DPR Sentil BPN Soal Sengketa Tanah JK-GMTD: Kelalaian Negara Jangan Dipertontonkan

DPR Sentil BPN Soal Sengketa Tanah JK-GMTD: Kelalaian Negara Jangan Dipertontonkan

Shafira Cendra Arini - detikFinance
Senin, 24 Nov 2025 14:26 WIB
Rapat Komisi II DPR RI dengan Menteri ATR/BPN
Foto: Shafira Cendra Arini
Jakarta -

Komisi II DPR RI menyentil Menteri ATR/BPN Nusron Wahid terkait kasus sengketa tanah di Makassar, Sulawesi Selatan (Sulsel). Kasus ini melibatkan perusahaan Wakil Presiden RI ke-10 dan ke-12 Jusuf Kalla, PT Hadji Kalla, dan PT Gowa Makassar Tourism Development (GMTD), bagian dari Lippo Group.

Anggota Komisi II Fraksi Partai Kebangkitan Bangsa (PKB) Muhammad Khozin menyoroti tentang cara Nusron menyampaikan klarifikasi atas kasus tersebut. Menurutnya, kurang elok bagi pemerintah berbicara terlalu blak-blakan kepada publik.

"Pak Menteri secara gentle mengakui memang ada kelalaian, apakah itu oknum atau institusi. Tapi yang jelas tidak elok kita mempertontonkan ke publik. Ya itu kita yang salah, ya mohon maaf," kata Khozin, dalam Rapat Kerja (Raker) bersama Komisi II DPR RI di Senayan, Jakarta, Senin (24/11/2025).

SCROLL TO CONTINUE WITH CONTENT

Dalam permasalahan ini, JK sendiri mengaku pihaknya telah memiliki sertifikat resmi Hak Guna Bangunan (HGB) yang diterbitkan BPN sejak 1996 dan masih berlaku hingga 2036. Sedangkan PT GMTD mengaku punya Hak Pengelolaan (HPL).
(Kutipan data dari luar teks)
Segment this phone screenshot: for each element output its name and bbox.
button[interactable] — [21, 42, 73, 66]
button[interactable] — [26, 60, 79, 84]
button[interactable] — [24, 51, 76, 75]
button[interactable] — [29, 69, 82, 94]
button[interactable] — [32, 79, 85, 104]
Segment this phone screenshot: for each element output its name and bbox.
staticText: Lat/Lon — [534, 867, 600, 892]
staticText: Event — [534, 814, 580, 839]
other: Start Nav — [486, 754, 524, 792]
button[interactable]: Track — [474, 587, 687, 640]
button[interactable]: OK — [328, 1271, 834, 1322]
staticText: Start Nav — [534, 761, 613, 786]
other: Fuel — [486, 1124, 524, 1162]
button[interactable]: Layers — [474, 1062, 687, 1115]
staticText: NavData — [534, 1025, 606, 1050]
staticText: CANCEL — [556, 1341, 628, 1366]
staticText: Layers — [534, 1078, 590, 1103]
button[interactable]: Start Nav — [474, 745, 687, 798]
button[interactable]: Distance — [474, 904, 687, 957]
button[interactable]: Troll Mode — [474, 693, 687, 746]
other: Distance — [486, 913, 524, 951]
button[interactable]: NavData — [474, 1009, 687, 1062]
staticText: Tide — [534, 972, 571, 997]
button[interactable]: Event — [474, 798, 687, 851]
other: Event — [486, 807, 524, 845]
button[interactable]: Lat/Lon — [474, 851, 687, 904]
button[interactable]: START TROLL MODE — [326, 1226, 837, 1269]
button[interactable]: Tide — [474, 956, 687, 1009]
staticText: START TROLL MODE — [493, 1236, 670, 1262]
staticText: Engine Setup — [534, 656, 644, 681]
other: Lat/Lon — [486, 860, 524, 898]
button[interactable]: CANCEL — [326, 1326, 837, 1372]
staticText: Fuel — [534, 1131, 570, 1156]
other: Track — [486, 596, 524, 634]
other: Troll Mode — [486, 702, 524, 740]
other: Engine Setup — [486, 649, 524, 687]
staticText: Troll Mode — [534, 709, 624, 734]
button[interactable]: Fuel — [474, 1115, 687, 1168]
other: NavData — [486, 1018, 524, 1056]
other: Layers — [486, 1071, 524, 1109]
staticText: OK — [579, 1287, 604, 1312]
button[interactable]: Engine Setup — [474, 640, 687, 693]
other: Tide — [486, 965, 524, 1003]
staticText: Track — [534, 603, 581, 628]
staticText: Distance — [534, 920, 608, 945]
"Apapun itu bentuknya, publik tidak boleh dipertontonkan kelalaian negara terhadap kebijakan yang dibuat," ujarnya.

ADVERTISEMENT

Meski demikian, Khozin mendukung rencana Kementerian ATR/BPN untuk melakukan pembenahan agar ke depannya persoalan serupa tidak terulang lagi. Namun ia mengingatkan, masalah tersebut tidak hanya perlu diselesaikan di ranahnya saja, tetapi juga lintas kementerian/lembaga (KL).

Menurutnya, permasalahan ini juga melibatkan berbagai peraturan perundang-undangan seperti Undang-Undang (UU) BUMN, UU Perbendaharaan, UU Kehutanan, hingga peraturan perundang-undangan di lingkup pertanian.

"Kalau ini tidak diurai Pak Menteri, artinya kajiannya ini komprehensif, kita hanya cicilan saja menyelesaikan persoalan. Padahal hemat saya, persoalan ini semua algoritmanya sudah ketemu, fokusnya saja yang berbeda-beda," kata dia.

"Apa yang terjadi di Surabaya, Jember, Bondowoso, lokusnya saja yang berbeda, tapi problematikanya itu sama, ada konstitusional damage di sana, ada benturan secara konstitusi negara kita," sambungnya.

Selain itu, ia juga mengingatkan bahwa DPR sebagai pembuat UU punya tanggung jawab konstitusional untuk menyelesaikan permasalahan tersebut melalui evaluasi dan proyeksi ke depannya. Oleh karena itu, menurutnya penting untuk melakukan pendalaman pada Raker kali ini.

"Dalam forum yang terhormat ini kita diberikan kajian internalnya, karena kami meyakini, tidak ada di Republik ini satu institusi dan human resource yang lebih memahami dan mendalami urusan agraria dibanding dari ATR-BPN," ujar Khozin.